Eden leva les mains en l’air, faussement pris en faute avant de dire joyeusement : « je l’avoue, je l’avoue. » Pour le scientifique, ce n’était pas vraiment un problème qu’on puisse le croire homosexuel. De mémoire, il n’avait jamais eu de relation avec un homme – même pas une fois au chalet pour essayer – et il ne croyait pas qu’il apprécierait ce genre de relation. Il aimait bien trop la volupté des corps féminins, leurs courbes, leurs anatomies, leurs gouts et leurs attitudes. Toutefois, il n’avait pas besoin de prouver son orientation. Qu’on le croit gay ou hétéro, abstinent ou pervers, doué ou précoce, ce n’était le problème que de lui et de ses partenaires sexuelles.

Rieuses les deux femmes qui les accompagnaient n’eurent pas de difficulté à comprendre que les deux hommes plaisanter. Lavande en profita par ailleurs pour enlacer Eden, murmurant à son oreille des mots obscènes à propos de l’oreiller.
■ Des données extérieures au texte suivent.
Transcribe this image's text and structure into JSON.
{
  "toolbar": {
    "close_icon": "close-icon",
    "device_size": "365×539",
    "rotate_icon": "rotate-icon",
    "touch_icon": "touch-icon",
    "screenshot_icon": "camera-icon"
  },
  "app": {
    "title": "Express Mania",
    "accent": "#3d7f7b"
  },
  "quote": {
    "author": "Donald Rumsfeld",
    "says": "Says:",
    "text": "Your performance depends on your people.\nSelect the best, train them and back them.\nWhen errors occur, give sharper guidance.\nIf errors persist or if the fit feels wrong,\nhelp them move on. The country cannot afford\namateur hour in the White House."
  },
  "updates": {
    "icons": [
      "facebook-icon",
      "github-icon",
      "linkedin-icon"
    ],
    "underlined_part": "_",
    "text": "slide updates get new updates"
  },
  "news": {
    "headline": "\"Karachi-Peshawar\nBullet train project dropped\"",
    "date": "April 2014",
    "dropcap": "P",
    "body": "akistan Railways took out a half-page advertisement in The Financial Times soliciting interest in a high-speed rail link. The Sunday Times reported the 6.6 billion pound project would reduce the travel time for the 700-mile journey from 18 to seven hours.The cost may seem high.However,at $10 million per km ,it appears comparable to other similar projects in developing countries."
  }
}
Toutefois, si Lange aurait pu faire de même avec sa camarade rock, il s’absenta. Non seulement pour recommander des boissons, mais également pour se rendre aux sanitaires. En revenant, il croisa la table d’une jeune femme, joyeuse, bonne vivante qui était en train d’enchaîner les paris stupides. Le pire, ce n’était pas qu’elle jouait – il faisait exactement pareil dès qu’il était seul dans un bar – mais qu’elle gagnait. Manquant de s’arrêter là, l’esprit brumeux par l’alcool, Lange perdit un peu de temps à l’observer. Elle était plutôt jolie, avec ses cheveux un bataille, son nez pas vraiment parfait, ses yeux brillants et ses lèvres qu’il imaginait souvent boudeuse. Lange aimait les femmes avec des traits de caractères physiques, qui n’avait rien de parfait. Qui frisait entre la beauté et la mocheté. Pour lui, celle-ci en faisait partie et – il aurait eu vingt ans, il l’aurait dragué avec effronterie.

Retournant à sa table, le journaliste se remit à boire. Pendant son absence, alors qu’il avait lui-même commandé un autre pichet, Eden avait commandé des shoots. Lavande et Clarisse s’enchaînaient l’une et l’autre sur des défis stupides. Un jeu qui consistait à dire : celui qui a. Si l’affirmation était correcte, il fallait boire un shoot. Jeu tragique pour Lange qui avait essayé beaucoup de choses. Et alors que ses yeux voyant de plus en plus flous se perdaient sur la peau d’ébène de Lavande et la peau d’ivoire de Lavande, qu’il voyait Eden de plus en plus proche de la jeune femme noire, il manqua de s’étrangler en voyant leurs lèvres se chercher puis se toucher, avant de s’enchaîner sur un baiser trop passionné.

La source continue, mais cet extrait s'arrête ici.